The new rule went into effect July 1 this year.
It allows for a catch-up claim of unused concessional contributions to the tune of $25,000 over a rolling five-year period but there’s a catch: you must have less than $500,000 in your superfund at the end of the previous financial year in order to take advantage of the carry forward benefit.
The Australian Taxation Office (ATO) gave this example:
In the 2018–19 financial year, Kate makes $10,000 in concessional contributions. This leaves an unused amount of the concessional contribution cap of $15,000, which Kate can carry forward for up to five years to increase her concessional contribution cap.
On 30 June 2019, Kate has a total superannuation balance of less than $500,000.
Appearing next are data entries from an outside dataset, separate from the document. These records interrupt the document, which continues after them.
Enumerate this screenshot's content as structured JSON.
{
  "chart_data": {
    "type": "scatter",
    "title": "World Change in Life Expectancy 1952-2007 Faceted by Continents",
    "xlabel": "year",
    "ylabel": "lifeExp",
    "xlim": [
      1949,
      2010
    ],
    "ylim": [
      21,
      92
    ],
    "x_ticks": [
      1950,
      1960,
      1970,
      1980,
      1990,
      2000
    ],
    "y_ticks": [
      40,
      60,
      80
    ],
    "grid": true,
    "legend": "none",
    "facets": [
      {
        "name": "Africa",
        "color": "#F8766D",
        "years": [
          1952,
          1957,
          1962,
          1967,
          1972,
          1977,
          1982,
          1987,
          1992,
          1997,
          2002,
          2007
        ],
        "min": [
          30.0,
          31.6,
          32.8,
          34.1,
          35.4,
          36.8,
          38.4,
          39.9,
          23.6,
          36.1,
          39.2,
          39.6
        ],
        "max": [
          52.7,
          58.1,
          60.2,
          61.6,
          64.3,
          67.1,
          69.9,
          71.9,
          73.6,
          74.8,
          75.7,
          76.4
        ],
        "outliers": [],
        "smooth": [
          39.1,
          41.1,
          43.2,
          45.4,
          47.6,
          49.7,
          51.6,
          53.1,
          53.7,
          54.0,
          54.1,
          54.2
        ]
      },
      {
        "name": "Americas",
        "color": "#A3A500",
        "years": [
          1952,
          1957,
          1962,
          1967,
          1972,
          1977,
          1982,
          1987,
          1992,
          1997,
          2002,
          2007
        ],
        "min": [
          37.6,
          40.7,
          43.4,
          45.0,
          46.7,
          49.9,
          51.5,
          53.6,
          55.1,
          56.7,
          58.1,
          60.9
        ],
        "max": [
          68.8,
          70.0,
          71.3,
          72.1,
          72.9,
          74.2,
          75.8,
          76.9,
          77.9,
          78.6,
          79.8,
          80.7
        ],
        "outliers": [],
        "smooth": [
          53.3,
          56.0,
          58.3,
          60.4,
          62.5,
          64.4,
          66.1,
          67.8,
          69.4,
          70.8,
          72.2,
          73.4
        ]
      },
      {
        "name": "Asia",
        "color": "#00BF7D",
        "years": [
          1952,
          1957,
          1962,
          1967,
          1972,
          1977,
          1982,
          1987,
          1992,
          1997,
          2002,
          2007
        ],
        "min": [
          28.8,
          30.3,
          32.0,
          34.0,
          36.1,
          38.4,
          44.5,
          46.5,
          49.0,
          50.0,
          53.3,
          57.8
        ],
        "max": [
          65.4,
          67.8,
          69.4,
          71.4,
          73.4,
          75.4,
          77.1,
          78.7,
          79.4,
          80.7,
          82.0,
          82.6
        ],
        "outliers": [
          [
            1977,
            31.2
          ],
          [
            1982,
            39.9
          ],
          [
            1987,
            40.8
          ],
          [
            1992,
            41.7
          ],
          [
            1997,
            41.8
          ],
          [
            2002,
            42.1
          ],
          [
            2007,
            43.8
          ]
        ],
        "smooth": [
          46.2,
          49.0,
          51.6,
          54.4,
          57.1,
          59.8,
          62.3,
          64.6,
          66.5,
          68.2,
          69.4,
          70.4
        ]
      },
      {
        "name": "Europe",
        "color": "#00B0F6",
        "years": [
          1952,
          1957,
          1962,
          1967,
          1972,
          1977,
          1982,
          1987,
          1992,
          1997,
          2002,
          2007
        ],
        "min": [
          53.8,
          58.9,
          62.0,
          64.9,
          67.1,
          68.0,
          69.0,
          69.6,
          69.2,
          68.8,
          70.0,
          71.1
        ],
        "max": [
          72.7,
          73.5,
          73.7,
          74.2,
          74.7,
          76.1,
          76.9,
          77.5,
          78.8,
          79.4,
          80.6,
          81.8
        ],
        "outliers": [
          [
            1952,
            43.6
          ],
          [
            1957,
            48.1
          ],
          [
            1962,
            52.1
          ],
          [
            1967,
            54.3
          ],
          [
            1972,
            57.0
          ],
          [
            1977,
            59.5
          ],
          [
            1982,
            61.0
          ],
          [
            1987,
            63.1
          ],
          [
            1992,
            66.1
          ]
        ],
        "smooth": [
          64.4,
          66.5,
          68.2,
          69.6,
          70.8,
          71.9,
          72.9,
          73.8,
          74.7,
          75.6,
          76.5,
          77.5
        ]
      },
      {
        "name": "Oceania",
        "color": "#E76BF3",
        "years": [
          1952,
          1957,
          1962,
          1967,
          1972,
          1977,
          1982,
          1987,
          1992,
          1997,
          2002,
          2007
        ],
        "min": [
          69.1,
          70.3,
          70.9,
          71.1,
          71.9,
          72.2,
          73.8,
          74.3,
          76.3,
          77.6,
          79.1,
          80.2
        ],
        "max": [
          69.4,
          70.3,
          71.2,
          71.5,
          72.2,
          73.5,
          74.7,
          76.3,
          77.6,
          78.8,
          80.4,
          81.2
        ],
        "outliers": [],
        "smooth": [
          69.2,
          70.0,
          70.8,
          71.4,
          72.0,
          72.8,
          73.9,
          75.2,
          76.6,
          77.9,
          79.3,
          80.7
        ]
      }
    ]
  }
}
In the 2019–20 financial year, in addition to her normal $25,000 concessional cap, Kate can use the $15,000 of unused cap from the previous year. Kate’s total concessional cap for the 2019–20 financial year is $40,000.
The ATO says that each financial year, anyone can contribute a tax free concessional contribution of $25,000 to their superannuation fund.
Based on the example above, if you don’t take advantage of depositing the full amount into your superfund, you can than carry forward the unused amount and accumulate it over a rolling five-year period.
So if you come into a windfall, i.e., you end up being left a substantial inheritance or win Lotto, and you have less than $500,000 in your super plus you haven’t taken advantage of the annual $25,000 concessional contribution cap but have rolled it over for five years, the potential is there to deposit an additional $125,000.
The good news is, you’ve got time to plan if you choose to take advantage of the concessional contribution as the first year in which you can make additional concessional contributions by applying your unused concessional contributions cap amounts is the 2019-20 financial year.